Hace algunos días me visitó en mi despacho una pobre mujer golpeada por la vida y por un marido miserable, un hombre que piensa que en la vida todo se logra por medio de la fuerza y, por lo tanto, un hombre violento.
Lo peor de todo es que la violencia forma ya parte de su vida y que apenas distingue el bien del mal. La violencia machista salpica nuestras relaciones y las empobrece hasta el punto de hacernos perder la dignidad.
Por supuesto que no es solo la violencia que los hombres ejercen sobre las mujeres. Mujeres hay que maltratan a los hombres de forma cruel, aunque no ejerzan la fuerza bruta. Pero lo cierto es que, las más de las veces, es el hombre el dominante, al abusador, el agresivo. En cualquier caso, una persona mal educada, de conciencia distorsionada, incapaz de dialogar y de ponerse en el lugar del otro. Una persona, por tanto, incapaz de compasión.
Hoy vivimos en medio de una cultura violenta y prepotente que trata de imponerlo todo por la fuerza. Parece que todo vale con tal de tener razón, con tal de conservar o acrecentar la pequeña o gran parcela de poder. Algo que no es solo reducible al mundo de la política, sino extensible a nuestro mundo personal y doméstico. Tantas veces (demasiadas veces) los mismos matrimonios hacen del grito, de la amenaza, de la violencia, su mejor arma. Lo hacen, incluso, delante de sus hijos aún tiernos, sin importarles demasiado el daño que les causan y que les acompañará toda la vida.
Para nosotros, los cristianos, la familia es un auténtico sacramento que nos recuerda de quién somos hijos… La paternidad–maternidad de Dios nos engendra por amor y nos hace capaces de amar en libertad y de dar vida, más allá de nuestras falencias y límites personales, más allá de las dificultades de la vida. El amor no nos quita la dificultad, pero hace de ella una oportunidad para crecer y seguir amando.
Gritar, insultar, violentar es siempre el camino más fácil, una apuesta por el desahogo inmediato e instintivo, pero es también la forma más segura de destruir el futuro, sobre todo un futuro compartido. La violencia es siempre un camino de destrucción.

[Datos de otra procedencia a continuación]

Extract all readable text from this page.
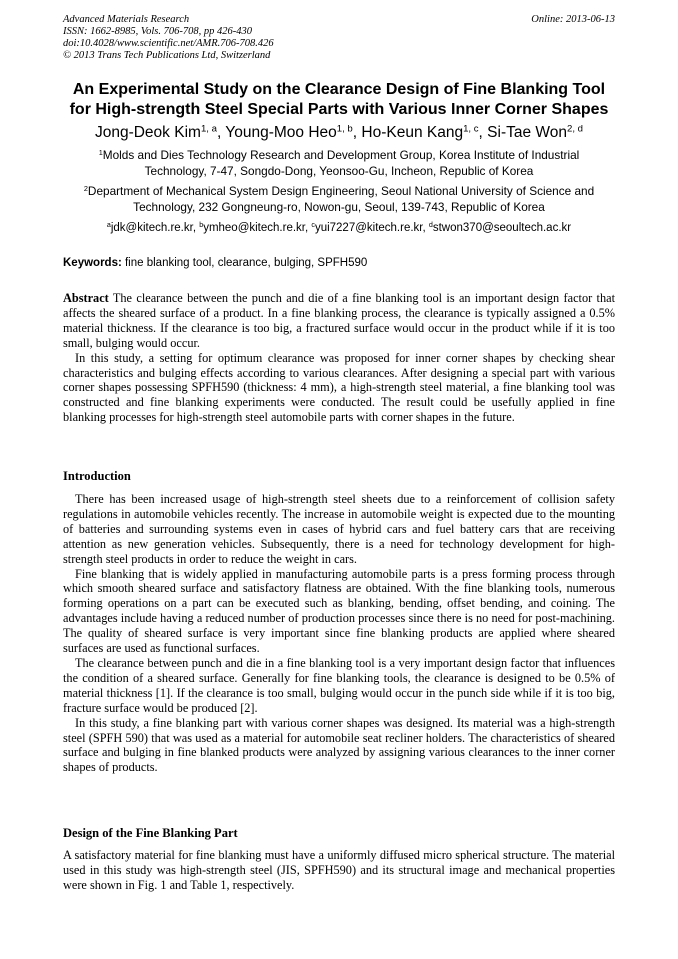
Advanced Materials Research
ISSN: 1662-8985, Vols. 706-708, pp 426-430
doi:10.4028/www.scientific.net/AMR.706-708.426
© 2013 Trans Tech Publications Ltd, Switzerland
Online: 2013-06-13
An Experimental Study on the Clearance Design of Fine Blanking Tool
for High-strength Steel Special Parts with Various Inner Corner Shapes
Jong-Deok Kim$^{1, a}$, Young-Moo Heo$^{1, b}$, Ho-Keun Kang$^{1, c}$, Si-Tae Won$^{2, d}$
$^1$Molds and Dies Technology Research and Development Group, Korea Institute of Industrial
Technology, 7-47, Songdo-Dong, Yeonsoo-Gu, Incheon, Republic of Korea
$^2$Department of Mechanical System Design Engineering, Seoul National University of Science and
Technology, 232 Gongneung-ro, Nowon-gu, Seoul, 139-743, Republic of Korea
$^a$jdk@kitech.re.kr, $^b$ymheo@kitech.re.kr, $^c$yui7227@kitech.re.kr, $^d$stwon370@seoultech.ac.kr
Keywords: fine blanking tool, clearance, bulging, SPFH590

Abstract The clearance between the punch and die of a fine blanking tool is an important design factor that affects the sheared surface of a product. In a fine blanking process, the clearance is typically assigned a 0.5% material thickness. If the clearance is too big, a fractured surface would occur in the product while if it is too small, bulging would occur.

In this study, a setting for optimum clearance was proposed for inner corner shapes by checking shear characteristics and bulging effects according to various clearances. After designing a special part with various corner shapes possessing SPFH590 (thickness: 4 mm), a high-strength steel material, a fine blanking tool was constructed and fine blanking experiments were conducted. The result could be usefully applied in fine blanking processes for high-strength steel automobile parts with corner shapes in the future.

Introduction

There has been increased usage of high-strength steel sheets due to a reinforcement of collision safety regulations in automobile vehicles recently. The increase in automobile weight is expected due to the mounting of batteries and surrounding systems even in cases of hybrid cars and fuel battery cars that are receiving attention as new generation vehicles. Subsequently, there is a need for technology development for high-strength steel products in order to reduce the weight in cars.

Fine blanking that is widely applied in manufacturing automobile parts is a press forming process through which smooth sheared surface and satisfactory flatness are obtained. With the fine blanking tools, numerous forming operations on a part can be executed such as blanking, bending, offset bending, and coining. The advantages include having a reduced number of production processes since there is no need for post-machining. The quality of sheared surface is very important since fine blanking products are applied where sheared surfaces are used as functional surfaces.

The clearance between punch and die in a fine blanking tool is a very important design factor that influences the condition of a sheared surface. Generally for fine blanking tools, the clearance is designed to be 0.5% of material thickness [1]. If the clearance is too small, bulging would occur in the punch side while if it is too big, fracture surface would be produced [2].

In this study, a fine blanking part with various corner shapes was designed. Its material was a high-strength steel (SPFH 590) that was used as a material for automobile seat recliner holders. The characteristics of sheared surface and bulging in fine blanked products were analyzed by assigning various clearances to the inner corner shapes of products.

Design of the Fine Blanking Part

A satisfactory material for fine blanking must have a uniformly diffused micro spherical structure. The material used in this study was high-strength steel (JIS, SPFH590) and its structural image and mechanical properties were shown in Fig. 1 and Table 1, respectively.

¿Qué le he aconsejado a la pobre mujer golpeada y vejada? Que rece, que intente el diálogo y la mediación. Y si no, si no logra romper el círculo maldito de la violencia, que presente denuncia y se aleje, que ponga distancia ante la barbarie que Dios no quiere.
Quizá en algún momento Dios toque el corazón de piedra y lo convierta en corazón de carne. Quizá… Nada ni nadie nos puede secuestrar la esperanza de una vida más humana. Nos toca seguir luchando por erradicar la violencia de nuestros hogares y de nuestro horizonte.